Can’t exotic tree diseases be beaten? I know of only half an instance. Chestnut blight devastated the sweet chestnut woods and orchards of southern Europe, as well as America, from the 1920s. It is no longer much of a problem: not because anyone did anything, but because God raised up a fungal virus which rendered the fungus innocuous. But all human attempts to get the virus going in America have been ineffective.

Don’t Customs keep out diseased plants? Don’t they, very properly, persecute tourists bringing back little Christmas trees in their luggage? Shouldn’t travellers scrape mud off their boots before stepping on a plane? The real problem is with trade. For petty commercial and bureaucratic reasons, many trees and plants sold in this country, even those supposed to be ‘native’, are imported. Importing millions of container-grown plants means importing thousands of tons of foreign soil. A fingernail of soil can start a fungal epidemic. Vigilant though Customs and respectable nurseries are, it would be superhuman of them to detect every microscopic foreign pathogen, not knowing what to look for.

It is a grave mistake to think this is a specially British problem: like global warming, it cannot be cured by action within our borders. The problem is not known plant diseases, but those of the future. Once a new pathogen has been identified and bureaucracy has clanked into action, the battle is lost.

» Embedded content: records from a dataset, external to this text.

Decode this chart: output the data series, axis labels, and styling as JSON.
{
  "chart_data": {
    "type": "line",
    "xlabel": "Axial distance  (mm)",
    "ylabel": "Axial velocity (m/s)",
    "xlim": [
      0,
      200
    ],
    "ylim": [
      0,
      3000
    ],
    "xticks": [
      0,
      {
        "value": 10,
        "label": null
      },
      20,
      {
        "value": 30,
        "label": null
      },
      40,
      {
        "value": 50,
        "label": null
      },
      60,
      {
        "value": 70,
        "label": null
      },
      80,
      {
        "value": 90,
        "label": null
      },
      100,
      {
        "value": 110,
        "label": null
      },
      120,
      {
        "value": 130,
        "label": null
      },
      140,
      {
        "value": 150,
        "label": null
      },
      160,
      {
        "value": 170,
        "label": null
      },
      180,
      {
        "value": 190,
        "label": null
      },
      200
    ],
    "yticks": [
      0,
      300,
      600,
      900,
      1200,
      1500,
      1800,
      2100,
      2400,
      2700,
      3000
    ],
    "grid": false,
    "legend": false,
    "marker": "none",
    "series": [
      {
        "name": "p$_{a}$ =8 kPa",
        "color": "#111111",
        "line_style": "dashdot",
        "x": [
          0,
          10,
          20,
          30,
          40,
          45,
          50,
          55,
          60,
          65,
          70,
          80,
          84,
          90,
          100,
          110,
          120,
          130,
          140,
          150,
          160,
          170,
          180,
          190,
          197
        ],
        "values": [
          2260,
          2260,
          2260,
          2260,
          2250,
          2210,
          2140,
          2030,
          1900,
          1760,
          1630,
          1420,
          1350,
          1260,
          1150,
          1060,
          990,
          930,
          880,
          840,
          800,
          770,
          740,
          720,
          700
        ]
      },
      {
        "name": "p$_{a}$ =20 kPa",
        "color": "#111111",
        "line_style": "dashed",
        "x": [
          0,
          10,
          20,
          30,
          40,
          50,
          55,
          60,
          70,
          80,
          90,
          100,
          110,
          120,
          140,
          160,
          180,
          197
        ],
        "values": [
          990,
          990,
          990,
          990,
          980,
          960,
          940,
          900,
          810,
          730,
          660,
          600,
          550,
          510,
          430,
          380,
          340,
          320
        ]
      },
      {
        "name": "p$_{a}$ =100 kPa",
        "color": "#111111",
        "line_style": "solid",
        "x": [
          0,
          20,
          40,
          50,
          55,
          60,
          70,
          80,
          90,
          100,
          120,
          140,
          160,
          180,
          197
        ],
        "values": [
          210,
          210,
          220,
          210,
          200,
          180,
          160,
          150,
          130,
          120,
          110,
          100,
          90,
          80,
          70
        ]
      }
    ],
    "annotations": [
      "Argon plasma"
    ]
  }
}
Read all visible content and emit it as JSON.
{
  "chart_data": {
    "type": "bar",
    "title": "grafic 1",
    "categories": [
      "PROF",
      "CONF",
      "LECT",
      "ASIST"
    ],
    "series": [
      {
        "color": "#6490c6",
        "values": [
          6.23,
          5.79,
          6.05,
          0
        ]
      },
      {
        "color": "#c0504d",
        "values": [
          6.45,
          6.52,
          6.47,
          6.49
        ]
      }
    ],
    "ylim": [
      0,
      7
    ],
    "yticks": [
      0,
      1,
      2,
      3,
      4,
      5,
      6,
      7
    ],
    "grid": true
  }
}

As I understand the regulations, any of the world’s tree diseases are at liberty to enter this country provided they do so via some other European Union country. I said this at a conference in Ireland. Haven’t the Irish, after the potato blight of 1845–49, had enough experience of foreign plant diseases to last them a thousand years? No: the man from the ministry bleated that keeping out foreign pathogens would be a restriction on trade; the World Trade Organisation wouldn’t allow it. The WTO won’t let the stable door be shut until plant pathologists certify that the horse has bolted.

The greatest threat to trees and forests is the tendency of Homo sapiens deliberately to mix up all the world’s trees and inadvertently to mix up all the world’s tree diseases. Diseases have a terrible power randomly to attack familiar trees, which even superabundant deer cannot match. What happens if (or when?) pine worm and Japanese oak disease get to our pines and oaks?

All British trees are threatened: some, like alder, by diseases already here; others, like ash and oak and pine, by pests and diseases active in other countries; and all the rest by the future diseases that will declare themselves during the 21st century. Britain’s trees have been let off lightly so far, but they may not be for ever.